Мы оба выглянули над краем двери.
- Она заворачивает к миссис Левертон, - сказала я.
Я обрадовалась. Воодушевилась. Как будто это отменяет скопище полицейских машин у дома матери. Как будто на самом деле миссис Касл стоит у нас во дворе и рассказывает, что предпочитает сперва поджаривать хлеб для сэндвичей и уж потом отрезать корки. Что сливочный сыр и лук-резанец, хоть к ним не сразу привыкнешь, всегда были ее любимым обедом.
- Там есть номер Эмили? - спросил Джейк.
- Что?
- Ты сказала, номер Сары над телефоном. А номер Эмили?
- Его нет, после случая с Лео. Эмили попросила меня убрать его.
- Твоя мать умела обращаться с детьми.
- Я убила ее, Джейк.
- Я знаю.
- Они ведь узнают?
- Возможно. Да.
- Как скоро?
- Не знаю. Скоро.
- Лучше бы я умерла вместе с ней.
Я не собиралась говорить и даже чувствовать это. И все же…

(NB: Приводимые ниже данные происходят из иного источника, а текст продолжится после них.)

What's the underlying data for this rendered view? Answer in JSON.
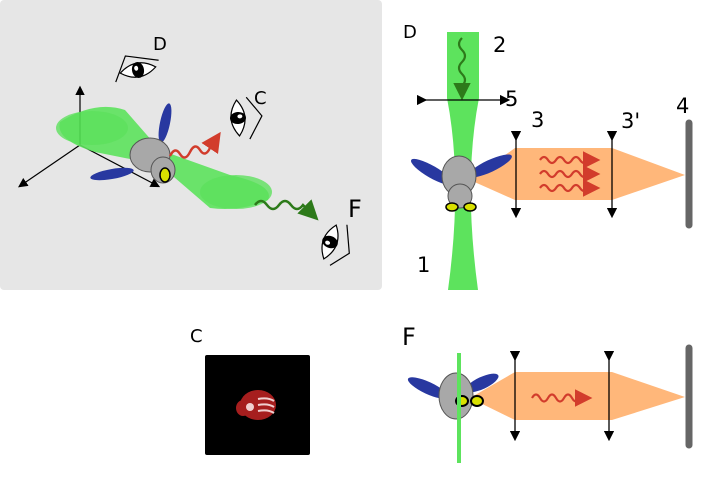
{
  "panel_3d": {
    "viewer_labels": {
      "top": "D",
      "side": "C",
      "emission": "F"
    }
  },
  "panel_top_view": {
    "view_label": "D",
    "numbers": {
      "beam_in": "1",
      "beam_down": "2",
      "lens_1": "3",
      "lens_2": "3'",
      "mirror": "4",
      "lens_small": "5"
    }
  },
  "panel_image": {
    "label": "C"
  },
  "panel_fluor": {
    "label": "F"
  },
  "colors": {
    "panel_bg": "#e6e6e6",
    "beam_green": "#5de35d",
    "wave_green": "#2d7a1a",
    "wave_red": "#d23c2c",
    "orange_beam": "#ffb77a",
    "fly_body": "#a8a8a8",
    "fly_wing": "#2838a0",
    "mirror": "#666666",
    "eye_yellow": "#d8e000",
    "camera_bg": "#000000",
    "camera_fly": "#a61e1e"
  },
  "icons": [
    "eye-icon",
    "fly-icon",
    "mirror-icon",
    "lens-icon",
    "camera-image-icon"
  ]
}
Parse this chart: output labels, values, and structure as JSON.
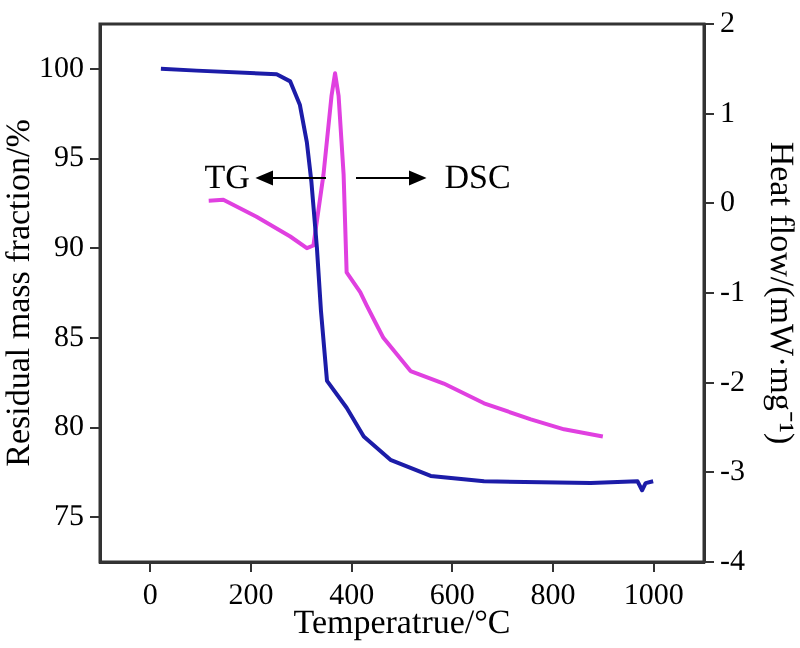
{
  "chart_data": {
    "type": "line",
    "xlabel": "Temperatrue/°C",
    "ylabel": "Residual mass fraction/%",
    "y2label": "Heat flow/(mW·mg⁻¹)",
    "xlim": [
      -100,
      1100
    ],
    "xticks": [
      0,
      200,
      400,
      600,
      800,
      1000
    ],
    "ylim": [
      72.5,
      102.5
    ],
    "yticks": [
      75,
      80,
      85,
      90,
      95,
      100
    ],
    "y2lim": [
      -4,
      2
    ],
    "y2ticks": [
      -4,
      -3,
      -2,
      -1,
      0,
      1,
      2
    ],
    "annotations": [
      "TG",
      "DSC"
    ],
    "grid": false,
    "legend": false,
    "marker": "none",
    "line_style": "solid",
    "series": [
      {
        "color": "#1c1ca8",
        "x": [
          21,
          92,
          251,
          278,
          297,
          311,
          320,
          331,
          339,
          351,
          390,
          424,
          477,
          557,
          663,
          875,
          968,
          977,
          984,
          999
        ],
        "values": [
          100.0,
          99.9,
          99.7,
          99.3,
          98.0,
          95.9,
          93.7,
          90.0,
          86.5,
          82.6,
          81.1,
          79.5,
          78.2,
          77.3,
          77.0,
          76.9,
          77.0,
          76.5,
          76.9,
          77.0
        ]
      },
      {
        "axis": "y2",
        "color": "#e040e0",
        "x": [
          116,
          145,
          211,
          278,
          311,
          324,
          344,
          360,
          367,
          374,
          384,
          390,
          417,
          430,
          450,
          463,
          517,
          583,
          663,
          756,
          822,
          899
        ],
        "values": [
          0.03,
          0.04,
          -0.15,
          -0.37,
          -0.5,
          -0.47,
          0.32,
          1.2,
          1.45,
          1.2,
          0.32,
          -0.77,
          -0.99,
          -1.14,
          -1.36,
          -1.5,
          -1.87,
          -2.01,
          -2.23,
          -2.41,
          -2.52,
          -2.6
        ]
      }
    ]
  }
}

Он не ответил, и внезапно я задумалась, сказала ли это вслух или только мысленно. Я больше никогда не увижу мать. Я больше никогда не расчешу ей волосы и не накрашу ногти.
- Яд и лекарство - часто одно и то же, все дело в пропорции, - сказала я. - Я прочла это в брошюре, когда ждала мать у врача.
Я не сказала ему, что, на мой взгляд, то же относится и к любви. Мне хотелось коснуться его, но я боялась, что он отпрянет.
- В конце концов ей стало легче покидать дом. Я могла возить ее по врачам с одним только банным полотенцем. Ей понадобилось сорок лет, но она продвинулась от одеял к полотенцам.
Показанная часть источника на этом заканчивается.